Saturday, December 29, 2012
John le Carré’s Tinker, Tailor, Soldier, Spy was a long, slow slog through a lexicon of Cold War spy jargon. The sequel, The Honourable Schoolboy, is ten times more enjoyable. For one thing, the plot to atmosphere ratio is weighted to the plot side. Instead of being almost all atmosphere, there is an exciting espionage story involving drug runners, Hong Kong tycoons, glamorous ex-patriots, and the political legerdemain of wrapping up the Vietnam War.
It starts with a long but vivid section describing how the entire British international intelligence network had to be dismantled in the aftermath of routing out the mole in Tinker, Tailor. Then it really picks up and gets delightfully complicated when George Smiley sends a semi-retired operative to Hong Kong to find one Chinese informant buried in the rubble of the earlier undercover operations.
What atmosphere there is is pitch perfect.
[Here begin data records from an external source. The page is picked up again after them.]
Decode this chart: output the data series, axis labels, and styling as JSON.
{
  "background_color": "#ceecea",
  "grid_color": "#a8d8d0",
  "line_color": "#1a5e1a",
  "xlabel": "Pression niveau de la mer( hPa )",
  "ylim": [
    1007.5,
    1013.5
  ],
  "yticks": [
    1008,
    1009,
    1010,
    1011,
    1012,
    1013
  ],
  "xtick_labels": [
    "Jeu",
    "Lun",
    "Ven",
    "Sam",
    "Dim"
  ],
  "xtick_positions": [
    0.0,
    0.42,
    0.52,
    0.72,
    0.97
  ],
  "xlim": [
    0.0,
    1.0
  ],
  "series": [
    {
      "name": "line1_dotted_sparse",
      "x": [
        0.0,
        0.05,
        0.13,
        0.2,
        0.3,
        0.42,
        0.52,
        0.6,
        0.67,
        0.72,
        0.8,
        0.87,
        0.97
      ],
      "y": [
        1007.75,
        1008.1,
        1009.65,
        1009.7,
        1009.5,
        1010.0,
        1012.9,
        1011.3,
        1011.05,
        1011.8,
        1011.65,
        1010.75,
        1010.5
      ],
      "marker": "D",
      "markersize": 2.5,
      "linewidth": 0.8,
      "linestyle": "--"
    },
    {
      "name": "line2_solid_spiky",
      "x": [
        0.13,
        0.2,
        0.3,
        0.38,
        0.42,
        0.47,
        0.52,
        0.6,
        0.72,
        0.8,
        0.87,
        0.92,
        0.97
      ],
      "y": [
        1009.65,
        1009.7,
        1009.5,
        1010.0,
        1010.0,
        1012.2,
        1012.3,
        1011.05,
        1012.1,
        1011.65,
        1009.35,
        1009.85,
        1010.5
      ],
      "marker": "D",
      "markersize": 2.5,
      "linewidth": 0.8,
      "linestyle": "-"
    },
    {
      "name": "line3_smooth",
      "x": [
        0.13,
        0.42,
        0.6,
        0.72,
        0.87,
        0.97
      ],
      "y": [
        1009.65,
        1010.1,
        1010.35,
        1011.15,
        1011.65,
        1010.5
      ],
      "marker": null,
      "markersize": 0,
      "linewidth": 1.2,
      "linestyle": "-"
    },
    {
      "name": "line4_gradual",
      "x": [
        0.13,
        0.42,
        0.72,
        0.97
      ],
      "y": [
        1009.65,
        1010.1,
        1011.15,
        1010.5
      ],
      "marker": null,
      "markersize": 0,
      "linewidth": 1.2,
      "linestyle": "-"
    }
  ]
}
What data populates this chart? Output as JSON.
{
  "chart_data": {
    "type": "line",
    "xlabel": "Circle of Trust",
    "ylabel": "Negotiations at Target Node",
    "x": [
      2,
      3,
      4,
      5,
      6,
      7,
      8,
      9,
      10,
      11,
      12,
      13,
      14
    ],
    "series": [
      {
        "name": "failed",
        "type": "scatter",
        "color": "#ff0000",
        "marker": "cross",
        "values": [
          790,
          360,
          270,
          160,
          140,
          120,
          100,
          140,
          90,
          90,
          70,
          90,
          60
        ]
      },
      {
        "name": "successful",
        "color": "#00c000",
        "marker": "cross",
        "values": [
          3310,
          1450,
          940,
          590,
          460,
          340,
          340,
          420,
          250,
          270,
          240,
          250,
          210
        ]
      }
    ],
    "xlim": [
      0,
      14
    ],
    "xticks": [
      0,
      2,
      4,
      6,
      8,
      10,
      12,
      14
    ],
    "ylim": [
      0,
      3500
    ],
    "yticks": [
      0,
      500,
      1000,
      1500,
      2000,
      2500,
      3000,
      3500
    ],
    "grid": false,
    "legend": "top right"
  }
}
Le Carré frames the story as one of British Secret Service lore, expressed by the omniscient narrator with an ideal balance of admiration and world-weary cynicism.
Tinker, Tailor, Soldier, Spy here on Rose City Reader
Tinker, Tailor, Soldier, Spy on chaotic compendiums
The Honourable Schoolboy on chaotic compendiums
Smiley's People on chaotic compendiums
The Spy Who Came In from the Cold on chaotic compendiums
If you would like your review of this or any other John le Carré book listed here, please leave a comment with a link and I will add it.
The Honourable Schoolboy won the James Tait Black Memorial Prize and counts as one of my Black choices for the 2012 Battle of the Prizes, British Version, challenge. It also counts as one of the books for the Mt. TBR and Off the Shelf Challenges, since it has been on my TBR shelf since 1983.